Il doit y avoir une épidémie de smtp malades depuis quelques jours...
De mon côté un MacBook Pro sous MountainLion qui du jour au lendemain de veut plus envoyer aucun email depuis l'application Mail, quel que soit le smtp sélectionné pour l'envoi (que ce soit celui d'iCloud: smtp.mail.me.com, ou celui de mon FAI)

Les mails restent dans la boite d'envoi et il finit par me renvoyer un message du type "p05.smtp.mail.me.com time out"

Je sais que ca a déjà été traité sur ces forums, mais la nouvelle fonction "recherche" ne me permet pas de les retrouver!

J'ai voulu virer le plist de mail, mais impossible de trouver le bon fichier dans la bibliothèque de l'utilisateur...


----------



## Anonyme (24 Janvier 2015)

r e m y a dit:


> J'ai voulu virer le plist de mail, mais impossible de trouver le bon fichier dans la bibliothèque de l'utilisateur...
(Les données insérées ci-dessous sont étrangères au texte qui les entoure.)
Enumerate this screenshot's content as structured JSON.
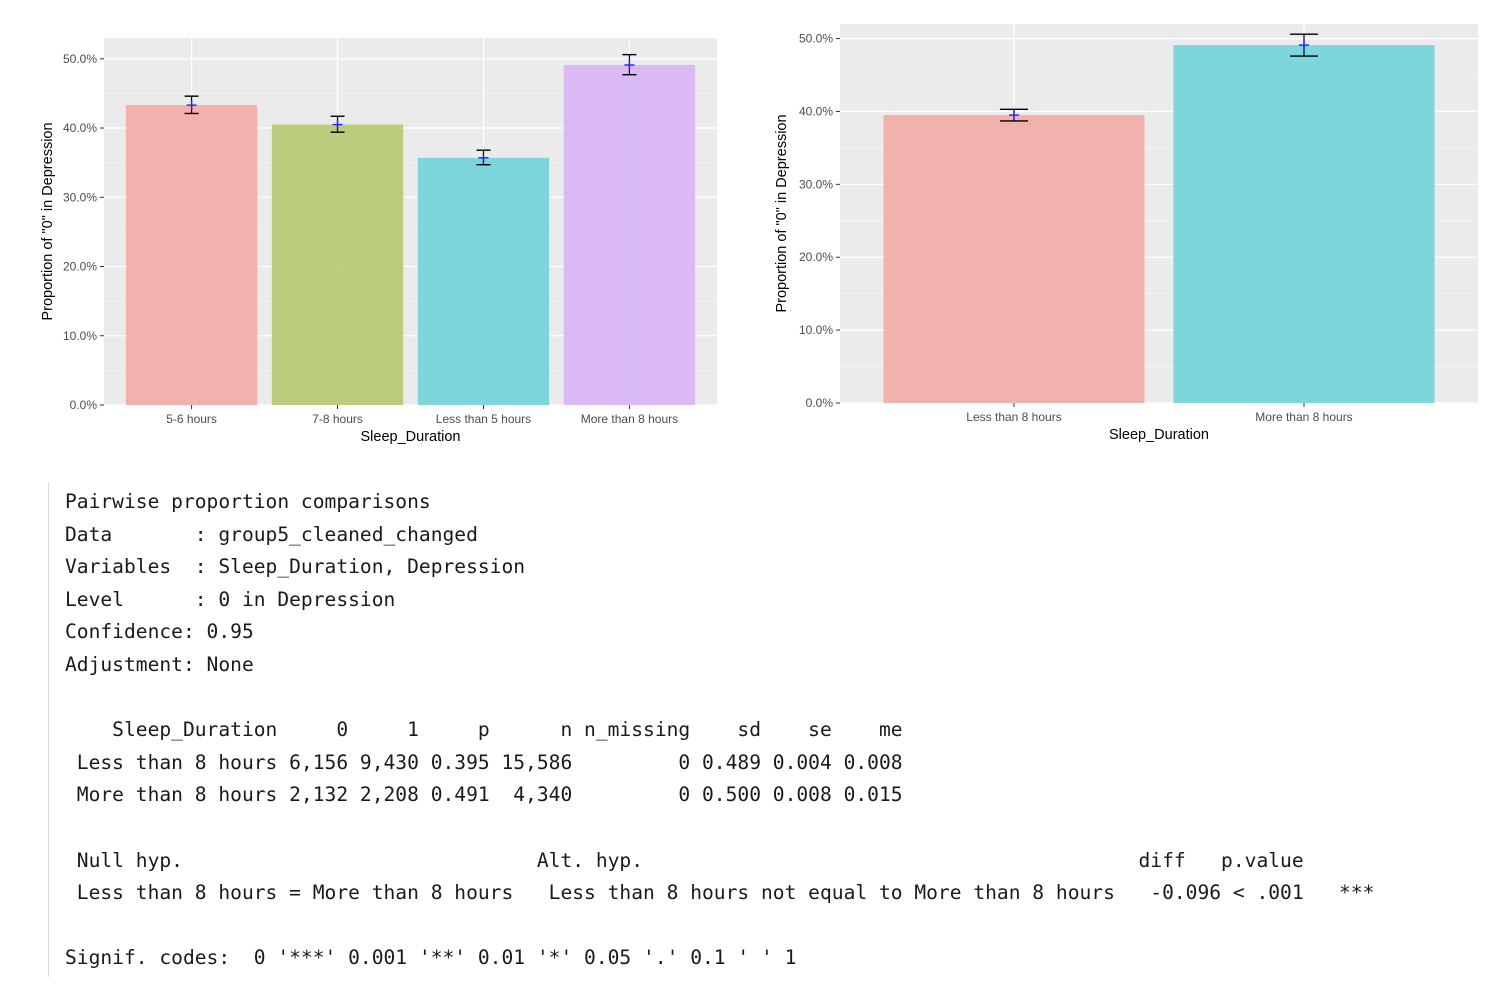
{
  "chart_data": [
    {
      "type": "bar",
      "xlabel": "Sleep_Duration",
      "ylabel": "Proportion of \"0\" in Depression",
      "categories": [
        "5-6 hours",
        "7-8 hours",
        "Less than 5 hours",
        "More than 8 hours"
      ],
      "values": [
        0.433,
        0.405,
        0.357,
        0.491
      ],
      "error_low": [
        0.421,
        0.394,
        0.347,
        0.477
      ],
      "error_high": [
        0.446,
        0.417,
        0.368,
        0.506
      ],
      "colors": [
        "#f1aeaa",
        "#b6cb76",
        "#77d5d8",
        "#d9b6f6"
      ],
      "ylim": [
        0,
        0.53
      ],
      "yticks": [
        0,
        0.1,
        0.2,
        0.3,
        0.4,
        0.5
      ],
      "ytick_labels": [
        "0.0%",
        "10.0%",
        "20.0%",
        "30.0%",
        "40.0%",
        "50.0%"
      ],
      "grid": true
    },
    {
      "type": "bar",
      "xlabel": "Sleep_Duration",
      "ylabel": "Proportion of \"0\" in Depression",
      "categories": [
        "Less than 8 hours",
        "More than 8 hours"
      ],
      "values": [
        0.395,
        0.491
      ],
      "error_low": [
        0.387,
        0.476
      ],
      "error_high": [
        0.403,
        0.506
      ],
      "colors": [
        "#f1aeaa",
        "#77d5d8"
      ],
      "ylim": [
        0,
        0.52
      ],
      "yticks": [
        0,
        0.1,
        0.2,
        0.3,
        0.4,
        0.5
      ],
      "ytick_labels": [
        "0.0%",
        "10.0%",
        "20.0%",
        "30.0%",
        "40.0%",
        "50.0%"
      ],
      "grid": true
    }
  ],
  "console": {
    "lines": [
      "Pairwise proportion comparisons",
      "Data       : group5_cleaned_changed",
      "Variables  : Sleep_Duration, Depression",
      "Level      : 0 in Depression",
      "Confidence: 0.95",
      "Adjustment: None",
      "",
      "    Sleep_Duration     0     1     p      n n_missing    sd    se    me",
      " Less than 8 hours 6,156 9,430 0.395 15,586         0 0.489 0.004 0.008",
      " More than 8 hours 2,132 2,208 0.491  4,340         0 0.500 0.008 0.015",
      "",
      " Null hyp.                              Alt. hyp.                                          diff   p.value",
      " Less than 8 hours = More than 8 hours   Less than 8 hours not equal to More than 8 hours   -0.096 < .001   ***",
      "",
      "Signif. codes:  0 '***' 0.001 '**' 0.01 '*' 0.05 '.' 0.1 ' ' 1"
    ]
  }
}
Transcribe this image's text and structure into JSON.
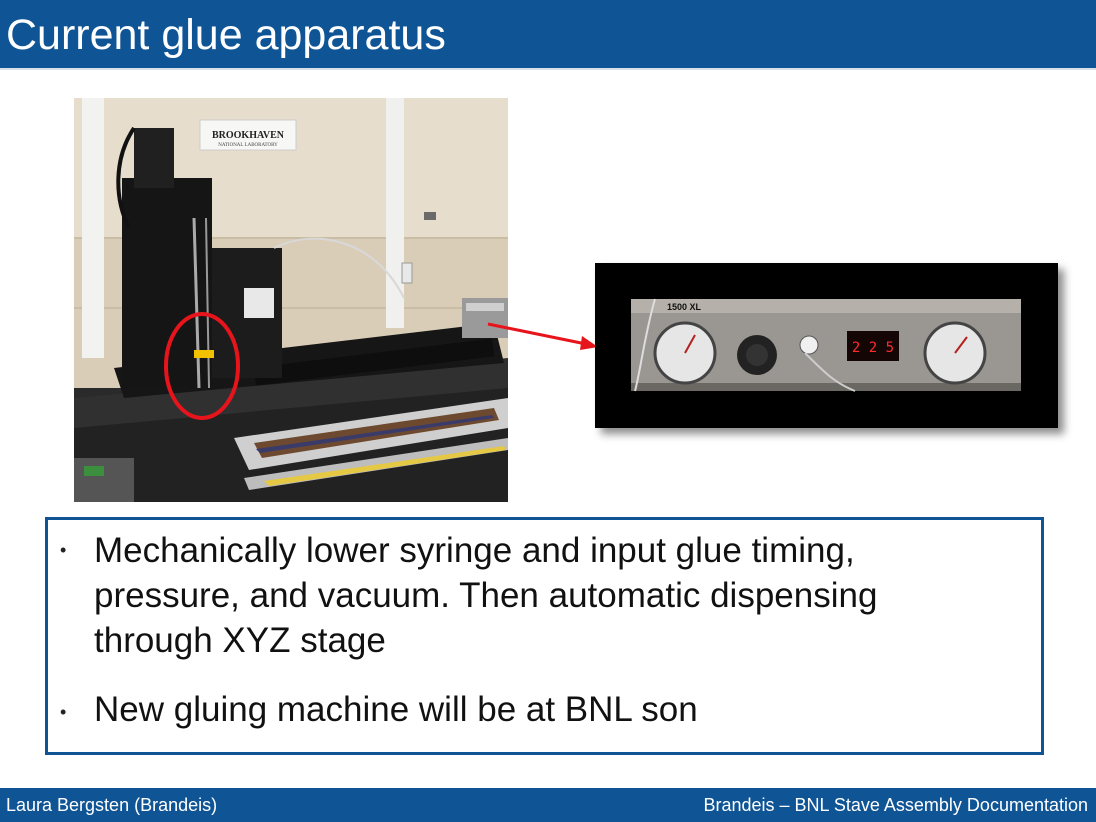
{
  "slide": {
    "title": "Current glue apparatus"
  },
  "images": {
    "main_photo_sign": "BROOKHAVEN",
    "main_photo_sign_sub": "NATIONAL LABORATORY",
    "controller_model": "1500 XL",
    "controller_display": "2 2 5"
  },
  "bullets": [
    "Mechanically lower syringe and input glue timing,",
    "pressure, and vacuum. Then automatic dispensing",
    "through XYZ stage",
    "New gluing machine will be at BNL son"
  ],
  "bullet_marker": "•",
  "footer": {
    "left": "Laura Bergsten (Brandeis)",
    "right": "Brandeis – BNL Stave Assembly Documentation"
  },
  "colors": {
    "brand_blue": "#0f5596",
    "highlight_red": "#e8141c"
  }
}
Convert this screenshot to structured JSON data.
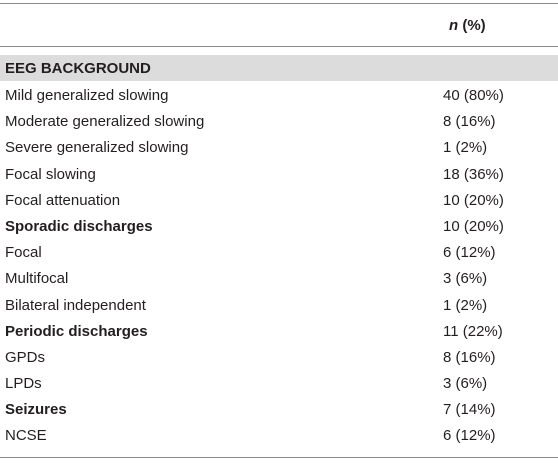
{
  "table": {
    "header": {
      "stub": "",
      "col_italic": "n",
      "col_rest": " (%)"
    },
    "section_title": "EEG BACKGROUND",
    "rows": [
      {
        "label": "Mild generalized slowing",
        "value": "40 (80%)",
        "bold": false
      },
      {
        "label": "Moderate generalized slowing",
        "value": "8 (16%)",
        "bold": false
      },
      {
        "label": "Severe generalized slowing",
        "value": "1 (2%)",
        "bold": false
      },
      {
        "label": "Focal slowing",
        "value": "18 (36%)",
        "bold": false
      },
      {
        "label": "Focal attenuation",
        "value": "10 (20%)",
        "bold": false
      },
      {
        "label": "Sporadic discharges",
        "value": "10 (20%)",
        "bold": true
      },
      {
        "label": "Focal",
        "value": "6 (12%)",
        "bold": false
      },
      {
        "label": "Multifocal",
        "value": "3 (6%)",
        "bold": false
      },
      {
        "label": "Bilateral independent",
        "value": "1 (2%)",
        "bold": false
      },
      {
        "label": "Periodic discharges",
        "value": "11 (22%)",
        "bold": true
      },
      {
        "label": "GPDs",
        "value": "8 (16%)",
        "bold": false
      },
      {
        "label": "LPDs",
        "value": "3 (6%)",
        "bold": false
      },
      {
        "label": "Seizures",
        "value": "7 (14%)",
        "bold": true
      },
      {
        "label": "NCSE",
        "value": "6 (12%)",
        "bold": false
      }
    ]
  }
}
A partir de Lion (10.7) : 

~/Library/Containers/com.apple.mail/Data/Library/Preferences/com.apple.mail.plist


----------



## r e m y (24 Janvier 2015)

Merci! je vais essayer de le virer et reparamétrer.


----------



## steve91066 (25 Janvier 2015)

j'ai le même pb avec la poste; réception ok, mais envoi impossible.
Merci pour votre aide


----------



## pascalformac (25 Janvier 2015)

steve91066 a dit:


> j'ai le même pb avec la poste; réception ok, mais envoi impossible.
> Merci pour votre aide


bien verifier-corriger le reglage du smtp
(voir les fils sur le web pour les bons reglages selon pop ou imap)


----------



## steve91066 (25 Janvier 2015)

oui, ça a été fait. Tu aurais un lien à me donner? merci


----------



## pascalformac (25 Janvier 2015)

par exemple l'aide laposte

2 e chapitre !

http://aide.laposte.net/


----------



## MrFloyd (27 Janvier 2015)

Pascal tu es une mère pour nous. 

Je confirme avoir le même problème depuis quelques jours (quelques jours seulement), problème récurrent avec SMTP Gmail, plist viré ou non, réglages SMTP ok puisqu'ils fonctionnent un moment, et puis plus rien. Par exemple ce matin : 10 fois que ça foire !
Seule solution que j'ai trouvée pour le moment : supprimer le serveur SMTP dans les préférences de Mail, puis le recréer. Mêmes paramètres bien entendu.

A noter qu'aucune mise à jour ou installation n'a eu lieu sur nos 2 macs de la maison qui ont eu le problème le même jour, avec 2 comptes Gmail disjoints.


----------



## MrFloyd (27 Janvier 2015)

J'ai peut-être un début de solution.
Mail -> Préférences -> Comptes -> Avancé -> *décocher* "Détecter automatiquement ..."
Puis supprimer et recréer le serveur SMTP.
Vérifier à nouveau la coche car elle a tendance à revenir...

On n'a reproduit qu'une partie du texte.